Practice, practice, practice. UK played four exhibition games in ’52-53 and sold out three. The fourth still drew 6,000 despite one of the worst ice storms in Lexington history.

Then followed the banner ’54 campaign, 25-0. The contentious coach decided not to tempt his rivals to to rip him in NCAA play.

The volatile Rupp was walloped verbally, such as by a judge who called the Kentucky athletic program “the acme of commericalism and overemphasis.” Judge Saul Streit claimed Rupp “failed in his duty to observe the amateur rules, to build character and to protect the morals and health of his charges.” The bloody but unbowed Baron vowed never to take one of his teams back to New York City where the fixes had originated. In 1976, he went to Madison Square Garden with a Joe Hall-coached team for an NIT event. But he never got over the way the conference and NCAA walloped him. He declared he would never retire until the man who denied him his 1952-53 season (NCAA chief Walt Byers) handed him the championship trophy. Rupp had to wait until his Fiddlin’ Five won in 1958.

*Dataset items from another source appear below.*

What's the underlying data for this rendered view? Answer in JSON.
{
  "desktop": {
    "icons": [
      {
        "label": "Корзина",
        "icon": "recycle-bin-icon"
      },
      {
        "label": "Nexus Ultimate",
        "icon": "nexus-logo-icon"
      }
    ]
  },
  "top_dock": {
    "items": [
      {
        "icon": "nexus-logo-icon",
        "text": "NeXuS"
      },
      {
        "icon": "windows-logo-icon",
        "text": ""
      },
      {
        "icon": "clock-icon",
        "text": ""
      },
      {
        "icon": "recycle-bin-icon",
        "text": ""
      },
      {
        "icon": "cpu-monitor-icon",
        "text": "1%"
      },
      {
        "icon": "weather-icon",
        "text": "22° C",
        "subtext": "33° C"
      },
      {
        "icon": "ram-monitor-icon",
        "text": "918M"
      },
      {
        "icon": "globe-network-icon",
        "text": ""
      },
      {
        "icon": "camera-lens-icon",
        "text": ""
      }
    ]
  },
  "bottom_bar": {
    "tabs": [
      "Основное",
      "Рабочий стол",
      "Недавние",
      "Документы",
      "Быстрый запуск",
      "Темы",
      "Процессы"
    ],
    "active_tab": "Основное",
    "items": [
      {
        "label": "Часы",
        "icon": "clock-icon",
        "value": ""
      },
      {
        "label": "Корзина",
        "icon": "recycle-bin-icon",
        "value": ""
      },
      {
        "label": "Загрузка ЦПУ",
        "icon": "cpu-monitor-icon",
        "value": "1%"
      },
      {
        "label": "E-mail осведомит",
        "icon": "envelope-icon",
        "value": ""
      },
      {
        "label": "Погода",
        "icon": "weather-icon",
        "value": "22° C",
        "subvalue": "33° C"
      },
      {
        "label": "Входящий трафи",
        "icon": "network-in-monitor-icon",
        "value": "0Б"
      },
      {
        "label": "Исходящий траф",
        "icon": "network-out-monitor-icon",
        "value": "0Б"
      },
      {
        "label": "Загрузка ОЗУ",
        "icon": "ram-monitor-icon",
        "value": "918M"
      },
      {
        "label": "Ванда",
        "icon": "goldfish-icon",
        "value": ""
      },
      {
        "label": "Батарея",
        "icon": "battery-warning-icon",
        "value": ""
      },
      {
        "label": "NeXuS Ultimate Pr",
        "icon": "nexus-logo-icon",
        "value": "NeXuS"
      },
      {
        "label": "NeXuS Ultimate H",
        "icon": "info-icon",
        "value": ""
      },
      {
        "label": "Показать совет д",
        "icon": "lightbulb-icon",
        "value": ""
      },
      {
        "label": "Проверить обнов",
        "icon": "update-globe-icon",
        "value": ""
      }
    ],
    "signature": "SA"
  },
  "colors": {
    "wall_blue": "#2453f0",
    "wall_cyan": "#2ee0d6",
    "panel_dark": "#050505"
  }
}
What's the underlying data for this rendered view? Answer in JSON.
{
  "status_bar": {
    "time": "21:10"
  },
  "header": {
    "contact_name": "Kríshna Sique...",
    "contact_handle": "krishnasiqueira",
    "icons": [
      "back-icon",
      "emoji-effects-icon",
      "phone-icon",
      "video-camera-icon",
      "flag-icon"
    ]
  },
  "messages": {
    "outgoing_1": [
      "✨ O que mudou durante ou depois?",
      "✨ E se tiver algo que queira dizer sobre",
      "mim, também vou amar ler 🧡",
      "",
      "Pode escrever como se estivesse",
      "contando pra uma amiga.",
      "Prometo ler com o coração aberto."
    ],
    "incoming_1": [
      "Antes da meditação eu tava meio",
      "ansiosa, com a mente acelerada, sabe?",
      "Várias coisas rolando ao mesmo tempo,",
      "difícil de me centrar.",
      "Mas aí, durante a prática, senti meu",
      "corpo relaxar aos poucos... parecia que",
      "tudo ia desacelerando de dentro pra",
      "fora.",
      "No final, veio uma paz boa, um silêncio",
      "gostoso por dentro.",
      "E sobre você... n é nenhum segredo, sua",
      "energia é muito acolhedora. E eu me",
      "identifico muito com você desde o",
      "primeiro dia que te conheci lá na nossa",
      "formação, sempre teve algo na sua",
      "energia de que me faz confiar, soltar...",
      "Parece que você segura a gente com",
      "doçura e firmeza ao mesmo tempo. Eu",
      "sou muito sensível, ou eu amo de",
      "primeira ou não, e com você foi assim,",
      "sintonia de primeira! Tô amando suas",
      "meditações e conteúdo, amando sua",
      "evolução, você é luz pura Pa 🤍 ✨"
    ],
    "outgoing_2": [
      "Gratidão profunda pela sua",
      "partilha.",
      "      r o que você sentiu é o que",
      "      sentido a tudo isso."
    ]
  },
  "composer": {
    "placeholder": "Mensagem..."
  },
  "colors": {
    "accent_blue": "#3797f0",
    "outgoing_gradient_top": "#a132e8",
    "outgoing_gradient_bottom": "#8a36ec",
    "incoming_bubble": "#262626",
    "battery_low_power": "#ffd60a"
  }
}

Commented the Bloody Baron: “People told me I should have known what was going on. Hell, we won the NCAA and the NIT and we sent the team to the Olympics with those players. If I was supposed to know what was going on when a team like that is winning, then why doesn’t a coach of a losing team think his players are fixing games?”

Anybody see similarities to the self-serving comments by Jim Harrick, the onetime Lizard of Westwood, where Wizard John Wooden still holds court?